France, however, is not feeling much like that at the moment (and who can blame them?). Feelings, however, do not have to become actions, and a statesman might point that out. On the back of that, there are some other stupid statements. “It’s because of all the refugees” is one obvious one. Well, despite the fact that I now hear that a Syrian man who is known to have come via Lesbos may be implicated (and I’m afraid I find that all too convenient to those arguing against the refugees), in general the refugees are trying to get away from the people who do these things. Christianity inherited from Judaism an obligation of hospitality towards the stranger, which Europe is not doing a very good job of upholding so far, and it would be a tragedy if the borders now closed completely, which is certainly what not a few people are suggesting.
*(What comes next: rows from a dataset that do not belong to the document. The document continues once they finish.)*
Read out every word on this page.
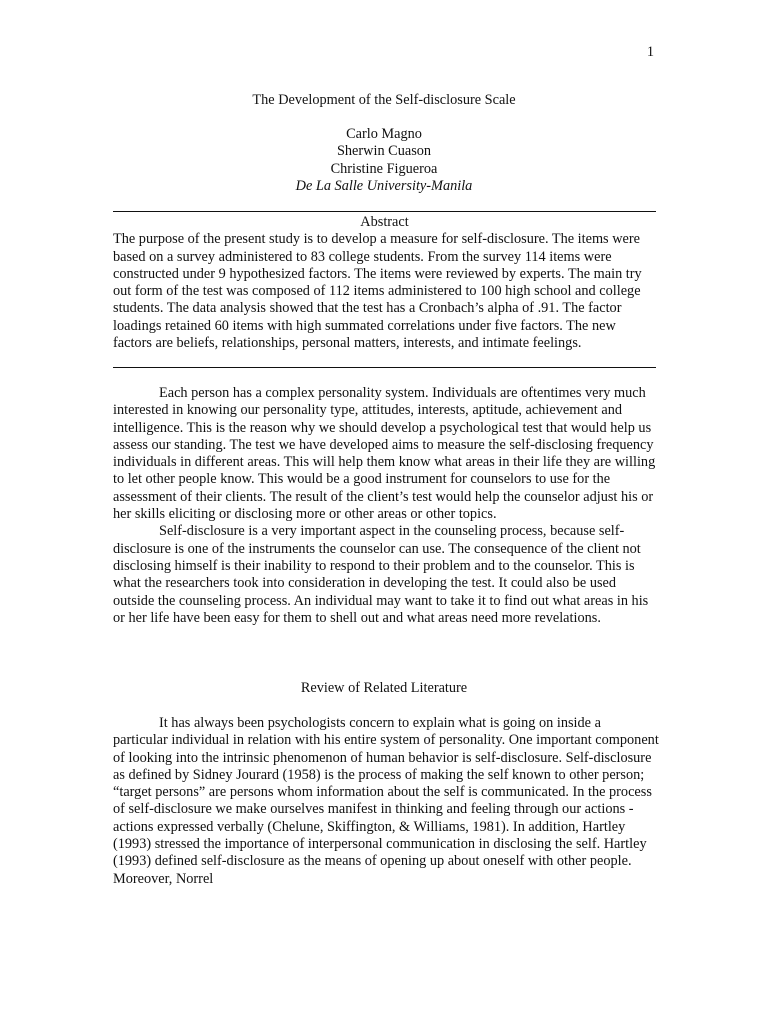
1

The Development of the Self-disclosure Scale

Carlo Magno

Sherwin Cuason

Christine Figueroa

De La Salle University-Manila

Abstract

The purpose of the present study is to develop a measure for self-disclosure. The items were based on a survey administered to 83 college students. From the survey 114 items were constructed under 9 hypothesized factors. The items were reviewed by experts. The main try out form of the test was composed of 112 items administered to 100 high school and college students. The data analysis showed that the test has a Cronbach’s alpha of .91. The factor loadings retained 60 items with high summated correlations under five factors. The new factors are beliefs, relationships, personal matters, interests, and intimate feelings.

Each person has a complex personality system. Individuals are oftentimes very much interested in knowing our personality type, attitudes, interests, aptitude, achievement and intelligence. This is the reason why we should develop a psychological test that would help us assess our standing. The test we have developed aims to measure the self-disclosing frequency individuals in different areas. This will help them know what areas in their life they are willing to let other people know. This would be a good instrument for counselors to use for the assessment of their clients. The result of the client’s test would help the counselor adjust his or her skills eliciting or disclosing more or other areas or other topics.

Self-disclosure is a very important aspect in the counseling process, because self-disclosure is one of the instruments the counselor can use. The consequence of the client not disclosing himself is their inability to respond to their problem and to the counselor. This is what the researchers took into consideration in developing the test. It could also be used outside the counseling process. An individual may want to take it to find out what areas in his or her life have been easy for them to shell out and what areas need more revelations.

Review of Related Literature

It has always been psychologists concern to explain what is going on inside a particular individual in relation with his entire system of personality. One important component of looking into the intrinsic phenomenon of human behavior is self-disclosure. Self-disclosure as defined by Sidney Jourard (1958) is the process of making the self known to other person; “target persons” are persons whom information about the self is communicated. In the process of self-disclosure we make ourselves manifest in thinking and feeling through our actions - actions expressed verbally (Chelune, Skiffington, & Williams, 1981). In addition, Hartley (1993) stressed the importance of interpersonal communication in disclosing the self. Hartley (1993) defined self-disclosure as the means of opening up about oneself with other people. Moreover, Norrel
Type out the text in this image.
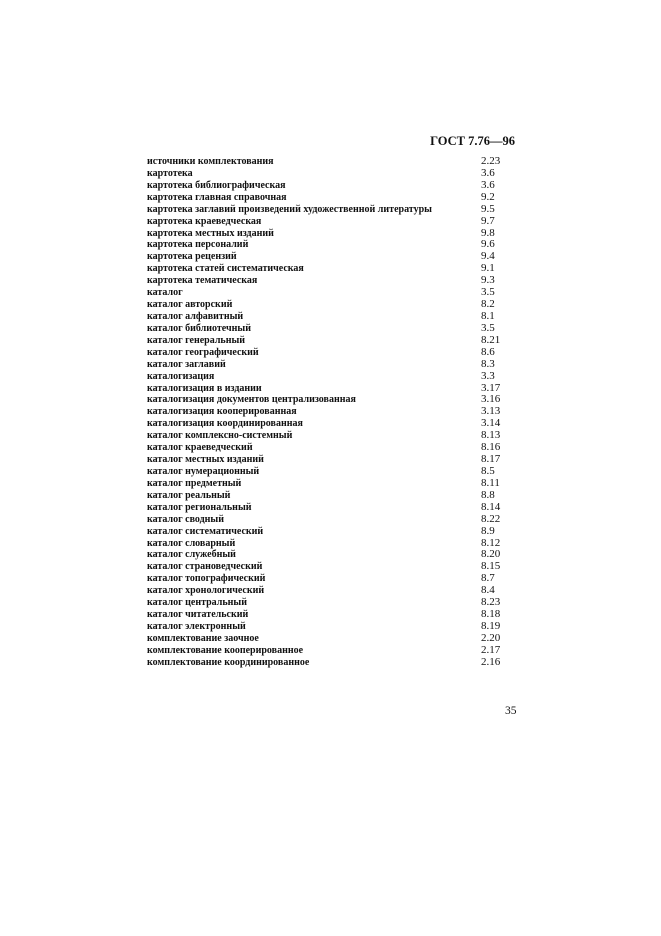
ГОСТ 7.76—96
источники комплектования	2.23
картотека	3.6
картотека библиографическая	3.6
картотека главная справочная	9.2
картотека заглавий произведений художественной литературы	9.5
картотека краеведческая	9.7
картотека местных изданий	9.8
картотека персоналий	9.6
картотека рецензий	9.4
картотека статей систематическая	9.1
картотека тематическая	9.3
каталог	3.5
каталог авторский	8.2
каталог алфавитный	8.1
каталог библиотечный	3.5
каталог генеральный	8.21
каталог географический	8.6
каталог заглавий	8.3
каталогизация	3.3
каталогизация в издании	3.17
каталогизация документов централизованная	3.16
каталогизация кооперированная	3.13
каталогизация координированная	3.14
каталог комплексно-системный	8.13
каталог краеведческий	8.16
каталог местных изданий	8.17
каталог нумерационный	8.5
каталог предметный	8.11
каталог реальный	8.8
каталог региональный	8.14
каталог сводный	8.22
каталог систематический	8.9
каталог словарный	8.12
каталог служебный	8.20
каталог страноведческий	8.15
каталог топографический	8.7
каталог хронологический	8.4
каталог центральный	8.23
каталог читательский	8.18
каталог электронный	8.19
комплектование заочное	2.20
комплектование кооперированное	2.17
комплектование координированное	2.16
35
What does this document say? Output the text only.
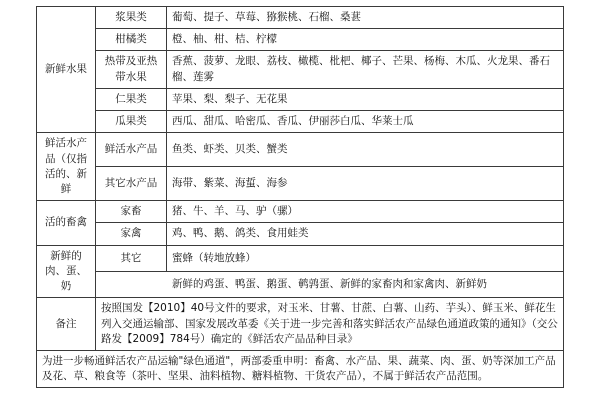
新鲜水果	浆果类	葡萄、提子、草莓、猕猴桃、石榴、桑葚
	柑橘类	橙、柚、柑、桔、柠檬
	热带及亚热带水果	香蕉、菠萝、龙眼、荔枝、橄榄、枇杷、椰子、芒果、杨梅、木瓜、火龙果、番石榴、莲雾
	仁果类	苹果、梨、梨子、无花果
	瓜果类	西瓜、甜瓜、哈密瓜、香瓜、伊丽莎白瓜、华莱士瓜
鲜活水产品（仅指活的、新鲜	鲜活水产品	鱼类、虾类、贝类、蟹类
	其它水产品	海带、紫菜、海蜇、海参
活的畜禽	家畜	猪、牛、羊、马、驴（骡）
	家禽	鸡、鸭、鹅、鸽类、食用蛙类
新鲜的肉、蛋、奶	其它	蜜蜂（转地放蜂）
	新鲜的鸡蛋、鸭蛋、鹅蛋、鹌鹑蛋、新鲜的家畜肉和家禽肉、新鲜奶	
备注	按照国发【2010】40号文件的要求，对玉米、甘薯、甘蔗、白薯、山药、芋头）、鲜玉米、鲜花生列入交通运输部、国家发展改革委《关于进一步完善和落实鲜活农产品绿色通道政策的通知》（交公路发【2009】784号）确定的《鲜活农产品品种目录》	
为进一步畅通鲜活农产品运输"绿色通道"，两部委重申明：畜禽、水产品、果、蔬菜、肉、蛋、奶等深加工产品及花、草、粮食等（茶叶、坚果、油料植物、糖料植物、干货农产品），不属于鲜活农产品范围。		
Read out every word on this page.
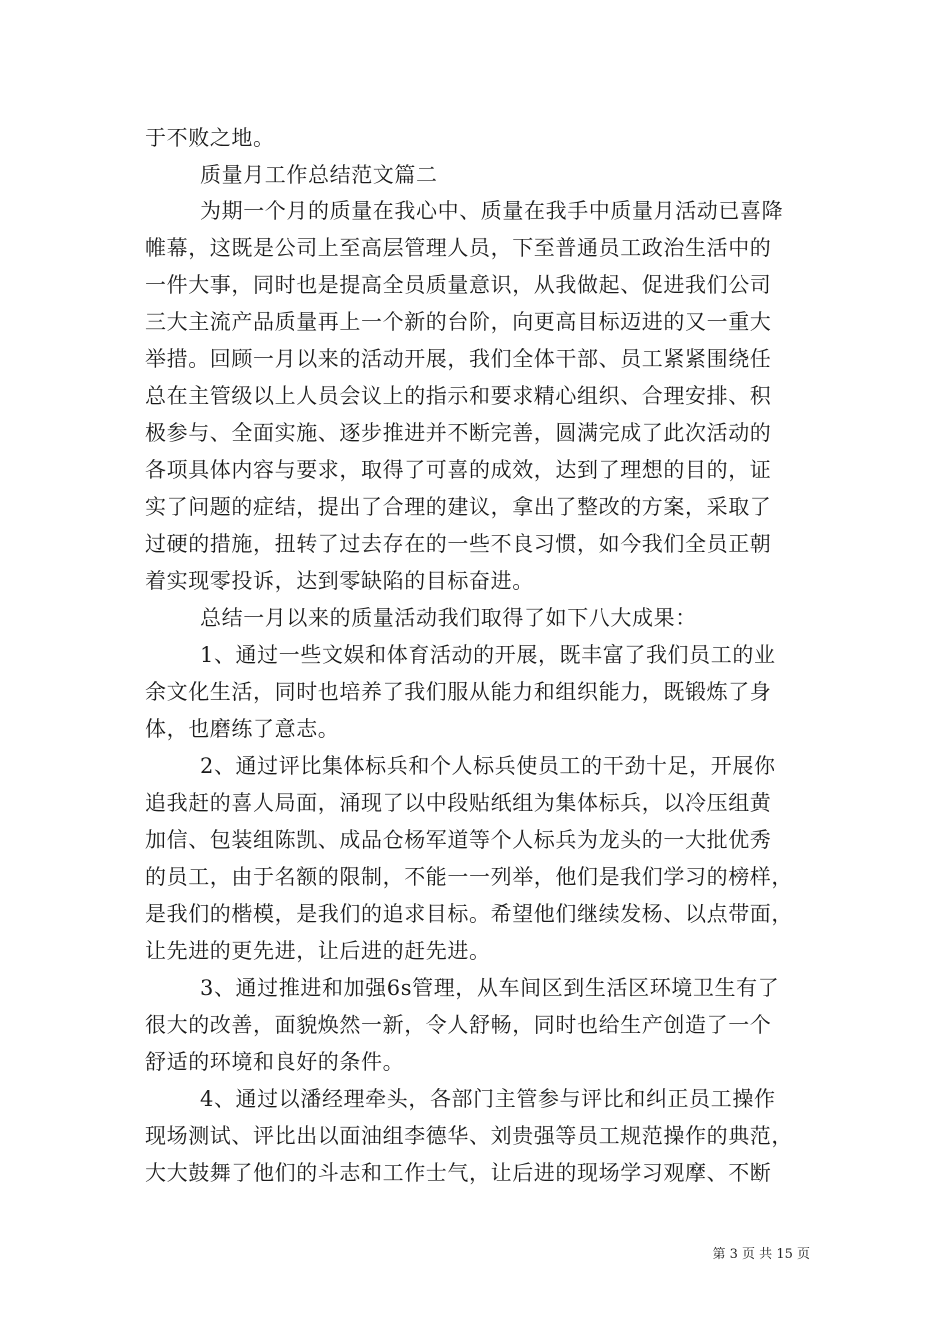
于不败之地。
质量月工作总结范文篇二
为期一个月的质量在我心中、质量在我手中质量月活动已喜降
帷幕，这既是公司上至高层管理人员，下至普通员工政治生活中的
一件大事，同时也是提高全员质量意识，从我做起、促进我们公司
三大主流产品质量再上一个新的台阶，向更高目标迈进的又一重大
举措。回顾一月以来的活动开展，我们全体干部、员工紧紧围绕任
总在主管级以上人员会议上的指示和要求精心组织、合理安排、积
极参与、全面实施、逐步推进并不断完善，圆满完成了此次活动的
各项具体内容与要求，取得了可喜的成效，达到了理想的目的，证
实了问题的症结，提出了合理的建议，拿出了整改的方案，采取了
过硬的措施，扭转了过去存在的一些不良习惯，如今我们全员正朝
着实现零投诉，达到零缺陷的目标奋进。
总结一月以来的质量活动我们取得了如下八大成果：
1、通过一些文娱和体育活动的开展，既丰富了我们员工的业
余文化生活，同时也培养了我们服从能力和组织能力，既锻炼了身
体，也磨练了意志。
2、通过评比集体标兵和个人标兵使员工的干劲十足，开展你
追我赶的喜人局面，涌现了以中段贴纸组为集体标兵，以冷压组黄
加信、包装组陈凯、成品仓杨军道等个人标兵为龙头的一大批优秀
的员工，由于名额的限制，不能一一列举，他们是我们学习的榜样，
是我们的楷模，是我们的追求目标。希望他们继续发杨、以点带面，
让先进的更先进，让后进的赶先进。
3、通过推进和加强6s管理，从车间区到生活区环境卫生有了
很大的改善，面貌焕然一新，令人舒畅，同时也给生产创造了一个
舒适的环境和良好的条件。
4、通过以潘经理牵头，各部门主管参与评比和纠正员工操作
现场测试、评比出以面油组李德华、刘贵强等员工规范操作的典范，
大大鼓舞了他们的斗志和工作士气，让后进的现场学习观摩、不断
第 3 页 共 15 页
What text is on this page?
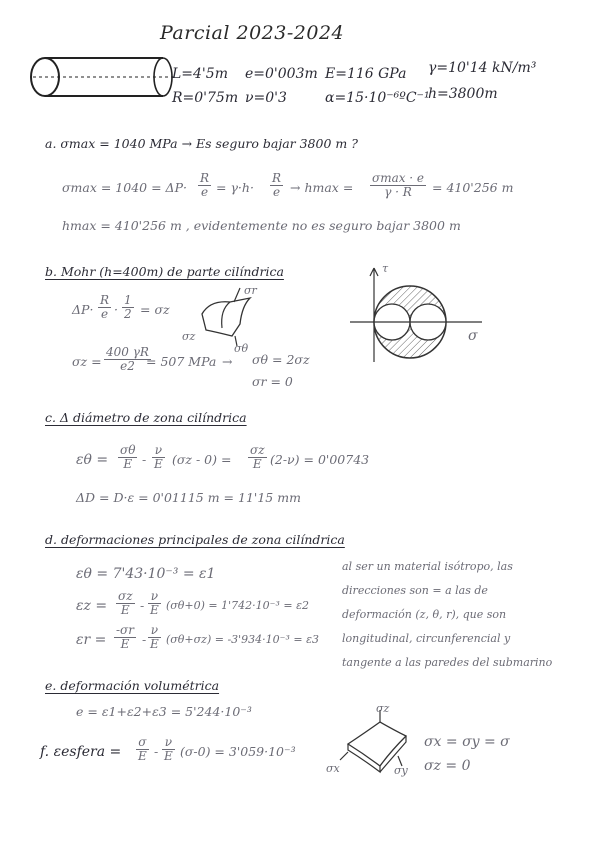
Parcial 2023-2024
L=4'5m e=0'003m E=116 GPa γ=10'14 kN/m³
R=0'75m ν=0'3	α=15·10⁻⁶ºC⁻¹
h=3800m
a. σmax = 1040 MPa → Es seguro bajar 3800 m ?
$\sigma\max = 1040 = \Delta P\cdot \frac{R}{e} = \gamma\cdot h\cdot \frac{R}{e} \to hmax$ =
σmax · e
γ · R	= 410'256 m
hmax = 410'256 m , evidentemente no es seguro bajar 3800 m
b. Mohr (h=400m) de parte cilíndrica
$\Delta P\cdot \frac{R}{e} \cdot \frac{1}{2} = \sigma z$
$\sigma z = \frac{400 \gamma R}{e2}$
= 507 MPa → σθ = 2σz
σr = 0
σr
σz
σθ
τ
σ
c. Δ diámetro de zona cilíndrica
$\varepsilon\theta = \frac{\sigma\theta}{E} - \frac{\nu}{E} (\sigma z - 0) = \frac{\sigma z}{E} (2-\nu) = 0'00743$
ΔD = D·ε = 0'01115 m = 11'15 mm
d. deformaciones principales de zona cilíndrica
εθ = 7'43·10⁻³ = ε1
$\varepsilon z = \frac{\sigma z}{E} - \frac{\nu}{E} (\sigma\theta+0) = 1'742\cdot 10^{-3} = \varepsilon 2$
$\varepsilon r = \frac{-\sigma r}{E} - \frac{\nu}{E} (\sigma\theta+\sigma z) = -3'934\cdot 10^{-3} = \varepsilon 3$
al ser un material isótropo, las
direcciones son = a las de
deformación (z, θ, r), que son
longitudinal, circunferencial y
tangente a las paredes del submarino
e. deformación volumétrica
e = ε1+ε2+ε3 = 5'244·10⁻³
f. εesfera = $\frac{\sigma}{E} - \frac{\nu}{E} (\sigma-0) = 3'059\cdot 10^{-3}$
σz
σx	σy
σx = σy = σ
σz = 0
You might argue that Europe is post-Christian, but it has emerged out of Christianity and in theory still holds to largely Christian principles. It could be that the basic European principle of free movement of people within Europe (to which my country does not wholly subscribe) may be ending here, and that would be a tragedy for Europe and a victory for the terrorists. If you’re in the States, contemplate what the imposition of full border controls between the individual states would do to, for instance, the commute from New Jersey to New York…
Equally damaging is the suggestion that the attacks must be because of security failures, and therefore we should massively increase security measures. One of the things which makes Europe a great place to live, work and holiday in is that it is relatively free, we are not a set of police states, a set of nations obsessed with looking over our shoulders. If we lose that as a reaction to these attacks, again the terrorists have won. We also value free speech, and that would vanish under such a regime – in point of fact that has already been horribly eroded due to previous attacks (such as those on Charlie Hebdo, in central London and on trains in Madrid).
A statesman would say that there is a value in being European, a value created from our common beliefs in justice and mercy, tolerance, freedom of movement, freedom of speech and freedom of belief. He would suggest that if we react in such a way as to reduce those values, the terrorists have destroyed us. 8 men with guns and some explosives will have caused the destruction of the dream of a multi-national union of some 750 million people, and we will largely have done it to ourselves.
A Christian statesman might remind us that Jesus said “what you do to the least of these, you do to me”.